Let the orthocenter be $H$. It is well known that $(AHC)$ is just the reflection of $(ABC)$ across $AC$ and so $A'$ is just $(AHC) \cap BH_b$ and similarly, $B' = (BHC) \cap AH_a$. Now, its just PoP, $A'H_a.H_aH = CH_a.H_aB = QH_a.H_a.P$ and so $A'B'PQ$ is cyclic

bigant146 wrote: In an acute triangle $ABC$ let $AH_a$ and $BH_b$ be altitudes. Let $H_aH_b$ intersect the circumcircle of $ABC$ at $P$ and $Q$. Let $A'$ be the reflection of $A$ in $BC$, and let $B'$ be the reflection of $B$ in $CA$. Prove that $A', B'$, $P$, $Q$ are concyclic. What... We claim that $A'QHPB'$ is cyclic. let $AH_A$ intersects $(ABC)$ at $A_1$. By POP, we have \[ A'H_A \cdot H_A H = AH_A \cdot H_A A_1 = QH_A \cdot H_A P \]Hence, $(A' Q HP)$ is cyclic. Do this similarly, and we get $(BP'HQ)$ is cyclic, and we are done.
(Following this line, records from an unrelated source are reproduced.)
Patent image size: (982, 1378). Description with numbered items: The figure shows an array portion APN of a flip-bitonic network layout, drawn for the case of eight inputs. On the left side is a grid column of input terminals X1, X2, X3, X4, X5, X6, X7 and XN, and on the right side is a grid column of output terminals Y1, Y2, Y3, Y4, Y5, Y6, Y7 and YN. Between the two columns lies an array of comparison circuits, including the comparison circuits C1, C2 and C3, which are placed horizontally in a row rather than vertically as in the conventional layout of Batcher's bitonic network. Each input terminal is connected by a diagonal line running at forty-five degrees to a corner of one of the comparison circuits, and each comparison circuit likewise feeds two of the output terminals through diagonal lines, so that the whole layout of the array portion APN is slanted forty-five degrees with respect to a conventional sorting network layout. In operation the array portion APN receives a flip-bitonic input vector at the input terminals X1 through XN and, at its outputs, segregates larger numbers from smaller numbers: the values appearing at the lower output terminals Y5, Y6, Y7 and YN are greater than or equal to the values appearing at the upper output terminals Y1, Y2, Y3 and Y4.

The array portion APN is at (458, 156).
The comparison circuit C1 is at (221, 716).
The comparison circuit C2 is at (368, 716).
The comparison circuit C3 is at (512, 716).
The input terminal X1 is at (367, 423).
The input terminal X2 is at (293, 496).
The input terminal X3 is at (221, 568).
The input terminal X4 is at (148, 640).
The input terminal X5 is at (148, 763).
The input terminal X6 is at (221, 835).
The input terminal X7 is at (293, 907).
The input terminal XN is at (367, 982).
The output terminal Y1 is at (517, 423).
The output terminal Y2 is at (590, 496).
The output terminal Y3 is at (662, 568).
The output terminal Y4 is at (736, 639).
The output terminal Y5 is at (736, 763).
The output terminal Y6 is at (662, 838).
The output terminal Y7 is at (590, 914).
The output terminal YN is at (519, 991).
bigant146 wrote: In an acute triangle $ABC$ let $AH_a$ and $BH_b$ be altitudes. Let $H_aH_b$ intersect the circumcircle of $ABC$ at $P$ and $Q$. Let $A'$ be the reflection of $A$ in $BC$, and let $B'$ be the reflection of $B$ in $CA$. Prove that $A', B'$, $P$, $Q$ are concyclic. Note that the orthocenter $H$ lies on $(A'B'PQ)$ , then power of a point will finish it

Let AHa and BHb meet circumcircle at A1 and B1. H is orthocenter. We will prove B'PHQ and A'QHP are cyclic. B'Hb = Bhb , B1Hb = HHb ---> B'Hb . HbH = B1Hb . HbB = PHb . HbQ ---> B'PHQ is cyclic. We can prove A'QHP is cyclic the same way so we have proved A'QHPB' is cyclic and we're Done.

$AH_a$ and $(ABC)$ intersection $X$. $$BH_a \cdot CH_a = H_aX \cdot AH_a = HH_a \cdot H_a A'= PH_a \cdot QH_a$$$PHQA'$ - cyclic.Similarity $PQHB'$ cyclic. $PQA'B'$ - cyclic quadrateral.$\blacksquare$.